SOURCE: RAUNAK KUNDE / NEWS BEAT / IDRW.ORG
The Indian Air Force (IAF) is poised to make a strategic decision to further expand its procurement of the Meteor missile, a European active radar-guided beyond-visual-range air-to-air missile (BVRAAM). This expansion comes in response to the delay in the development and production of the Solid Fuel Ducted Ramjet (SFDR), also known as Astra Mk3, by the Defence Research and Development Organisation (DRDO).
Astra Mk3, which was expected to enhance India’s air-to-air missile capabilities, is still five to six years away from entering production and is yet to undergo airborne developmental trials. The integration of the Meteor missile onto Indian platforms had initially faced challenges, but with the development of indigenous radar systems, these hurdles are being overcome, enabling the IAF to equip a broader range of aircraft with this formidable BVRAAM.
MBDA, the manufacturer of the Meteor missile, had initially refused to allow its integration with Russian and Israeli Fire Control Radars (FCR). This restriction limited the missile’s deployment to specific aircraft in the Indian fleet. Notably, it hindered its integration with the Su-30MKI and Tejas Mk1 fleets. The Meteor missile is renowned for its substantial “No Escape Zone” (NEZ) against fighter-sized targets, offering a significant advantage in air-to-air engagements.
To overcome the integration challenges, the IAF is embarking on two key initiatives. First, the Russian radar systems on the Su-30MKI fleet are being replaced with the domestically developed Virupaksha Active Electronically Scanned Array (AESA) radar as part of the “Super-30” Upgrade Proposal by Hindustan Aeronautics Limited (HAL). This upgrade paves the way for the integration of the Meteor missile with the Su-30MKI, a critical advancement in the aircraft’s air-to-air capabilities.
Second, the Tejas Mk1A fleet is set to receive the Uttam AESA radar, developed by the Electronics and Radar Development Establishment (LRDE). This radar system eliminates the previous objections raised by MBDA, enabling seamless integration of the Meteor missile onto the Tejas Mk1A.
The IAF has already procured around 250 Meteor BVRAAMs for its 36 Dassault Rafale fleet, granting it a substantial advantage in the region. However, limiting the deployment of this missile solely to the Rafale fleet is considered a handicap when enforcing aerial superiority, particularly due to the limited number of Rafale aircraft in the IAF’s inventory.
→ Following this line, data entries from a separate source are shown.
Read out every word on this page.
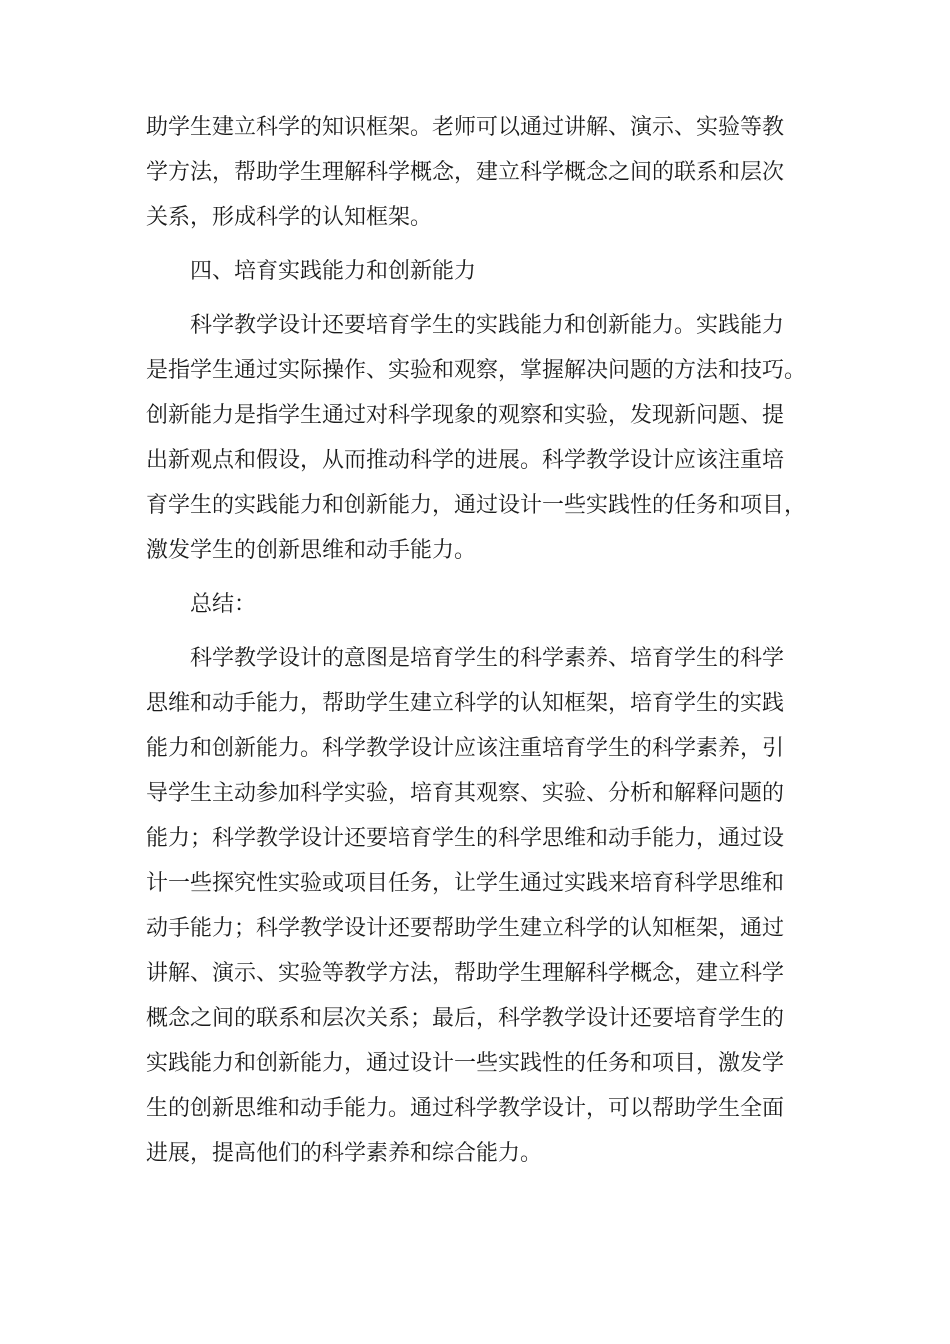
助学生建立科学的知识框架。老师可以通过讲解、演示、实验等教
学方法，帮助学生理解科学概念，建立科学概念之间的联系和层次
关系，形成科学的认知框架。
四、培育实践能力和创新能力
科学教学设计还要培育学生的实践能力和创新能力。实践能力
是指学生通过实际操作、实验和观察，掌握解决问题的方法和技巧。
创新能力是指学生通过对科学现象的观察和实验，发现新问题、提
出新观点和假设，从而推动科学的进展。科学教学设计应该注重培
育学生的实践能力和创新能力，通过设计一些实践性的任务和项目，
激发学生的创新思维和动手能力。
总结：
科学教学设计的意图是培育学生的科学素养、培育学生的科学
思维和动手能力，帮助学生建立科学的认知框架，培育学生的实践
能力和创新能力。科学教学设计应该注重培育学生的科学素养，引
导学生主动参加科学实验，培育其观察、实验、分析和解释问题的
能力；科学教学设计还要培育学生的科学思维和动手能力，通过设
计一些探究性实验或项目任务，让学生通过实践来培育科学思维和
动手能力；科学教学设计还要帮助学生建立科学的认知框架，通过
讲解、演示、实验等教学方法，帮助学生理解科学概念，建立科学
概念之间的联系和层次关系；最后，科学教学设计还要培育学生的
实践能力和创新能力，通过设计一些实践性的任务和项目，激发学
生的创新思维和动手能力。通过科学教学设计，可以帮助学生全面
进展，提高他们的科学素养和综合能力。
To address this limitation, the IAF has initiated the equipping of Su-30MKI squadrons with the locally developed Astra MkI BVRAAMs, and soon, some LCA-Tejas squadrons will follow suit. Furthermore, the Astra MkII, featuring an improved range of over 160 kilometers, is slated to undergo testing later this year in full configuration against aerial targets. This advanced missile is expected to enter production in less than two years, further enhancing India’s air-to-air missile capabilities.